"What does it mean? It means that the practice of the past and present art of agriculture leads toward land ruin,—not only in China, where famine and starvation are common, notwithstanding that thousands and thousands of Chinese are employed constantly in saving every particle of fertilizing material, even gathering the human excrements from every house and by-place in village and country, as carefully as our farmers gather honey from their hives; not only in India where starvation's ghost is always present, where, as a rule, there are more hungry people than the total population of the United States; not only in Russia where famine is frequent; but, likewise in the United States of America, the present practice of the art of agriculture tends toward land ruin.
"Nations rise and fall; so does the productive power of vast areas of land. Better drainage, better seed, better implements, and more thorough tillage, all tend toward larger crops, but they also tend toward ultimate land ruin, for the removal of larger crops only hastens soil depletion.
"To bring about the adoption of systems of farming that will restore our depleted Eastern and Southern soils, and that will maintain or increase the productive power of our remaining fertile lands of the Great Central West, where we are now producing half of the total corn crop of the entire world, is not only the most important material problem of the United States; but to bring this about is worthy of, and will require, the best thought of the most influential men of America. Without a prosperous agriculture here there can be no permanent prosperity for our American institutions. While some small countries can support themselves by conducting trade, commerce, and manufacture, for other countries, American agriculture must not only be self-supporting, but, in large degree, agriculture must support our other great industries.
"Without agriculture, the coal and iron would remain in the earth, the forest would be left uncut, the railroads would be abandoned, the cities depopulated, and the wooded lands and water-ways would again be used only for hunting and fishing. Shall we not remember, for example, that the coal mine yields a single harvest—one crop—and is then forever abandoned; while the soil must yield a hundred—yes, a thousand crops, and even then it must be richer and more productive than at the beginning, if those who come after us are to continue to multiply and replenish the earth.
"Even the best possible system of soil improvement, we must admit, is not the absolute and final solution of this, the most stupendous problem of the United States. If war gives way to peace and pestilence to science, then the time will come when the soils of America shall reach the limit of the highest productive power possible to be permanently maintained, even by the general adoption of the most practical scientific methods; and before that limit is reached, if power, progress, and plenty are to continue in our beloved country, there must be developed and enforced the law of the survival of the fittest; otherwise there is no ultimate future for America different from that of China, India, and Russia, the only great agricultural countries comparable to the United States. An enlightened humanity must grant to all the right to live, but the reproduction and perpetuation of the unfit can never be an absolute and inalienable right.

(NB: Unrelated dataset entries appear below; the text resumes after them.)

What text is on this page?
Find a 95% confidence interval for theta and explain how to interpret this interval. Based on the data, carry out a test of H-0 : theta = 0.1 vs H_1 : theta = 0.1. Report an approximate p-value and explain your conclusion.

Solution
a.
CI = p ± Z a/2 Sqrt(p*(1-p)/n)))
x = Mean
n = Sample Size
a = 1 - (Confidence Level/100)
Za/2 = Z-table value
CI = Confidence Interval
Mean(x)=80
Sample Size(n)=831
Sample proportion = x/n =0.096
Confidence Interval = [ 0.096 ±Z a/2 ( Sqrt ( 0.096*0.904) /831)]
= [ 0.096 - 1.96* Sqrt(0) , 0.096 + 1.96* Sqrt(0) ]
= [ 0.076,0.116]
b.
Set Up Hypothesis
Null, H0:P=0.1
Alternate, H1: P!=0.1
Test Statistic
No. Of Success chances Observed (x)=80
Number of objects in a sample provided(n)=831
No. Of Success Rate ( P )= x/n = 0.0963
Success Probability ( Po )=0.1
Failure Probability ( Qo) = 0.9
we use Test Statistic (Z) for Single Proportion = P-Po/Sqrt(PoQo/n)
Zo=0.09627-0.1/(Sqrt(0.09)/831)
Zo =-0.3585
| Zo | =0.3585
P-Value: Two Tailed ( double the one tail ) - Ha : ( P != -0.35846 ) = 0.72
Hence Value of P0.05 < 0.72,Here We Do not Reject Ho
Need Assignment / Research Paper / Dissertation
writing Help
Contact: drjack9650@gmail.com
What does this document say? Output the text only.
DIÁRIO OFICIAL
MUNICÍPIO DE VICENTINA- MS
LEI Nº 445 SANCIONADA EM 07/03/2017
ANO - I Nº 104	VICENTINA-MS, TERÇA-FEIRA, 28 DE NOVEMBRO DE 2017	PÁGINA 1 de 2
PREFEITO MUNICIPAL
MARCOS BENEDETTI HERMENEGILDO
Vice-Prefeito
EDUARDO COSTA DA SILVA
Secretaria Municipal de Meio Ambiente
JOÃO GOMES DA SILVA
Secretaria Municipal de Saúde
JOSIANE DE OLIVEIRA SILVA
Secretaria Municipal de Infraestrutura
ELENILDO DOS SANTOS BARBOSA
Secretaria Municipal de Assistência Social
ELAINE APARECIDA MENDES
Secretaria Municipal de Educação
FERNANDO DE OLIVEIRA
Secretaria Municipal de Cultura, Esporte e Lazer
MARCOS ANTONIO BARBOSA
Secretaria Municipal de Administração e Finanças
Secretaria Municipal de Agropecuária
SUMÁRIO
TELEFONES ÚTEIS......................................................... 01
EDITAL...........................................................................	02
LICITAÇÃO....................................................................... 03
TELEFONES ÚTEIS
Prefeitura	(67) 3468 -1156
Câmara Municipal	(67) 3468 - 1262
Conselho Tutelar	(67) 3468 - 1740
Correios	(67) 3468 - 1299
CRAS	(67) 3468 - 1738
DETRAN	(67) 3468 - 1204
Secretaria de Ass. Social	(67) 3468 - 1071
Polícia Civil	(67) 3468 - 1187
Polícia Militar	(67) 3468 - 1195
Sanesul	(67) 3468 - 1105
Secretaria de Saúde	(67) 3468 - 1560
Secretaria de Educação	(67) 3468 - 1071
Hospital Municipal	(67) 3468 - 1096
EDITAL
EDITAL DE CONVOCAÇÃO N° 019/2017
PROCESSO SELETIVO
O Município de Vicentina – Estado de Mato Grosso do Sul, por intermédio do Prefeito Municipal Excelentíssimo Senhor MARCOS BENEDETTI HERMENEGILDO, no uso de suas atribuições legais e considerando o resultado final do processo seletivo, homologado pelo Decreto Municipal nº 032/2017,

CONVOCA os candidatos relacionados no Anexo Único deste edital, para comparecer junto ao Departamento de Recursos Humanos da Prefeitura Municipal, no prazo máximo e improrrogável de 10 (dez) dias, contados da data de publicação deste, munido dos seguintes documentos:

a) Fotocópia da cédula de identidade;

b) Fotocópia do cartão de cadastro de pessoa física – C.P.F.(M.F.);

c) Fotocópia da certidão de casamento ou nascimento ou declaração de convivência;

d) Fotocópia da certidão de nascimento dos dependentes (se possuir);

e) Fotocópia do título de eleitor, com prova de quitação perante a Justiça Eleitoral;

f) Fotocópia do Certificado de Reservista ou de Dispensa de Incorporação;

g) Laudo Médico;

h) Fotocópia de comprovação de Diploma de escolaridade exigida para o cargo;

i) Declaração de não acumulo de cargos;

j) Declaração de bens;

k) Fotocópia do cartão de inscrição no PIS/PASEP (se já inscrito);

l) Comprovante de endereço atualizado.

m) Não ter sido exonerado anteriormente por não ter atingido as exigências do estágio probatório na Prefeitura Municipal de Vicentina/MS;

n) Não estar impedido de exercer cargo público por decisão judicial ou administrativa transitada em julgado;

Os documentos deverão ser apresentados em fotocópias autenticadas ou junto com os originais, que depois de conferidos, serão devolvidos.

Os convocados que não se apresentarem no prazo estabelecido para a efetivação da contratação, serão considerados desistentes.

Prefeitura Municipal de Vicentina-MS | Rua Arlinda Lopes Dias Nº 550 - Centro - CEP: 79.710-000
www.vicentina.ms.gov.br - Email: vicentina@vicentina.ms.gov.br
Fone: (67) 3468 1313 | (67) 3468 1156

"Under the present laws and customs, a man may spend half his life in the insane asylum or in the penitentiary, and still be the father of a dozen children with degenerate tendencies. There should be no reproduction from convicted criminals, insane persons, and other degenerates. Thieves, grafters, bribers and bribe-takers all belong in the same class, and it should not be left possible for them to reproduce their kind. They are a burden upon the public which the public must bear, but the public is under no obligation to permit their multiplication. The children of such should never become the parents of others. It is a crime against both the child and the public.
"No doubt you will consider this extremely visionary, and so it is; but unless America can see a vision somewhat like this, a population that is doubling three or four times each century, and an area of depleted soils that is also increasing at a rapid rate will combine to bring our Ship of State into a current against which we may battle in vain; for there is not another New World to bring new wealth, new prosperity, and new life and light after another period of 'Dark Ages.'
"Whether we shall ever apply any such intelligence to the possible improvement of our own race as we have in the great improvement of our cattle and corn is, of course, an open question; but to some extent you will agree that the grafter and the insane, like the poet, are born and not made. Of course there are, and always will be, marked variations, mutants, or 'sports,' but, nevertheless, natural inheritance is the master key to the improvement of every form of life; and it is an encouraging fact that some of the states, as Indiana, for example, have already adopted laws looking toward the reduction of the reproduction of convicted degenerates."